Using an example of how people kept their food cold through the ages, his talk illustrates the fact that continuous improvement didn’t result in the modern-day refrigerator. A series of business curve “restarts” took us quickly from ice blocks to the fridge. Businesses that delivered ice blocks to their customers never saw it coming.
The key lesson? Don’t fall in love with your product. Products become obsolete. Instead, focus on how you can solve your customer’s problem better than anyone else can. Focus on new ways to solve problems. For example, ordering, receiving, and maintaining ice blocks in order to keep your food cold is inconvenient and labourious compared to the luxury a fridge offers. But ice block producers chose to focus on making delivery more convenient instead of taking it in a whole new direction.
The Business Curve
Most people are familiar with the business curve and how it works. Organizations are born; they grow; they reach their peak; they decline and begin cost cutting; they eventually die. Without exception, organizations follow this typical business lifecycle; that is, unless they innovate to restart the curve.
How do you restart your business curve?
Innovation is the process for restarting the curve. When a company innovates, either in the form of a new product, service, system improvement, etc., they in essence restart the business curve, starting back at the “birth” stage. The business curve can be restarted at any point. It is however, easier at some points than others. Let’s have a look.
The easiest time to restart your business curve is when you are sitting at the top. Here, margins are good; customers are coming to you and everything seems great. While it may seem tempting, this is not the time to sit back and maintain status quo. Before long, competitors will catch up to what you are doing; a rival company may start to beat you on price. At that point, it’s a race to the bottom, which devalues your product and usually puts resources at a premium. Since innovation requires the investment of some resources, it is easiest when you are sitting at the top of the curve.
Things are good when the organization is growing. Sure, there are the usual growing pains associated with a company that is in the process of establishing itself. But this is also the time when demand is growing and systems are being developed and implemented. The future looks promising. This is a great time to implement an innovation system so that it becomes part of the core of the business. The opportunity to build innovation as a core competency, as part of the organization’s culture, is too good to pass up. In fact, putting an innovation system in place at this stage will positively shape the future of the company, building its capacity to both initiate and respond to industry disruption.
In the cost-cutting phase, an organization competes on price.
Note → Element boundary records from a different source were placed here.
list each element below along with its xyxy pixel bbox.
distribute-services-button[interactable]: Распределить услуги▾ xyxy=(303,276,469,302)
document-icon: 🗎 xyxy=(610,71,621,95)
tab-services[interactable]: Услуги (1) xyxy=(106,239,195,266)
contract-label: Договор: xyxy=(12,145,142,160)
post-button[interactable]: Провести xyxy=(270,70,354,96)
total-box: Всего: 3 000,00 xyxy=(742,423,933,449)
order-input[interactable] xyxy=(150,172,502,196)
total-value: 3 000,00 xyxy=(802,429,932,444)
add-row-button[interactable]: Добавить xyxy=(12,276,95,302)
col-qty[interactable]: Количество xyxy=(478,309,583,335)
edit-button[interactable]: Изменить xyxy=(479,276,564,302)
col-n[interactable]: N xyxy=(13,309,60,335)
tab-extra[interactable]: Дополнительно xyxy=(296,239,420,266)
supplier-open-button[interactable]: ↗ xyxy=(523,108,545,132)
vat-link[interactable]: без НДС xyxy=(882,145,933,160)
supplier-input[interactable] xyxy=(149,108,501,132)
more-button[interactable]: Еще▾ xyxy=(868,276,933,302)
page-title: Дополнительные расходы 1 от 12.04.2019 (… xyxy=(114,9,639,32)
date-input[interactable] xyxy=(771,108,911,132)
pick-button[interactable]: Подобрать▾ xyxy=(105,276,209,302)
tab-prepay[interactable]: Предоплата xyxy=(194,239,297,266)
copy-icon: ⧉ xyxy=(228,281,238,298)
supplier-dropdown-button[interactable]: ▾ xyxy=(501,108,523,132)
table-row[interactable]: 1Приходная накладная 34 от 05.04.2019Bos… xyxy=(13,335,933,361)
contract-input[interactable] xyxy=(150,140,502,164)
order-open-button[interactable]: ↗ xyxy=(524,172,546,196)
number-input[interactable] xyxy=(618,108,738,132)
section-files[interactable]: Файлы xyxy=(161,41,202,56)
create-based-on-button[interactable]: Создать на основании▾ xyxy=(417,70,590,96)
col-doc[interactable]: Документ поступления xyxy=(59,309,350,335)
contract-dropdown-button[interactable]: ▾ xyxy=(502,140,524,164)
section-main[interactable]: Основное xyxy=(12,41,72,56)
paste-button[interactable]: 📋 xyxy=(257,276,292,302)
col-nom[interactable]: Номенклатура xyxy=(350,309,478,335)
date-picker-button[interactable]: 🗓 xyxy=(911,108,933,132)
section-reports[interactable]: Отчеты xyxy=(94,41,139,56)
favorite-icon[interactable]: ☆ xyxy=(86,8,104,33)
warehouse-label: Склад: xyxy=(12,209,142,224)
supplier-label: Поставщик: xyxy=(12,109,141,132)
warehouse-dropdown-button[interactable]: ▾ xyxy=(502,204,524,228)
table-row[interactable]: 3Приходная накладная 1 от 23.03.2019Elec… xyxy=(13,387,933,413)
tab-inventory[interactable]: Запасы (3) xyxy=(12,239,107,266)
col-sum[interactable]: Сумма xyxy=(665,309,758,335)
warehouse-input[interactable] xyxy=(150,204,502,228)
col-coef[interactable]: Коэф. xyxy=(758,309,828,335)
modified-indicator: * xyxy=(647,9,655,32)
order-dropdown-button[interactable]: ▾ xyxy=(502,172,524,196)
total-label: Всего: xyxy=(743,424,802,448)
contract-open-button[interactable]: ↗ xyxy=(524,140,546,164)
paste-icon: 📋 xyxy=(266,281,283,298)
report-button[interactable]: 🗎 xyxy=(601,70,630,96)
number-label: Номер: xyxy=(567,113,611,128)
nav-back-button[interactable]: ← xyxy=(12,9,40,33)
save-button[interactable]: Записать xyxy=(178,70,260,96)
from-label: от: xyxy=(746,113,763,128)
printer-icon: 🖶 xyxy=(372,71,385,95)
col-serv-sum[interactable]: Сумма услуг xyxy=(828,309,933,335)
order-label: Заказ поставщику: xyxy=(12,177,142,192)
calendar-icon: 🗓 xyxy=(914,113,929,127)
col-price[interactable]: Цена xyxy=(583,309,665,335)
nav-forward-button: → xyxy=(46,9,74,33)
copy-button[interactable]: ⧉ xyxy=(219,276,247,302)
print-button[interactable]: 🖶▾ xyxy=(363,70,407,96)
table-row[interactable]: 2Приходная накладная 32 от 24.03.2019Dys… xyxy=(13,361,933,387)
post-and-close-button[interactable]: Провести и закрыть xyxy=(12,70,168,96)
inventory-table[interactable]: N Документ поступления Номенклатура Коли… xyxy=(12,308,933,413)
With margins so thin, the focus is on leaning out the company to preserve revenue. This isn’t sustainable, nor is it comfortable. In this phase, innovation is the only way to restart the business curve and begin the climb out of cost-cutting mode. The obvious problem is that resources are likely so scant by this point, an investment in anything (let alone innovation) is a pipedream. However, organizations brave enough to muster the resources to begin innovating at this stage, provided there’s still enough “runway” to do so, are likely to be rewarded by restarting the curve and reinventing the company.
So, while your competition is trying to deliver the cheapest ice blocks, you should be working on the next refrigerator. If you’re not, it’s time to redefine your business strategy to include innovation --- or risk being left out in the cold.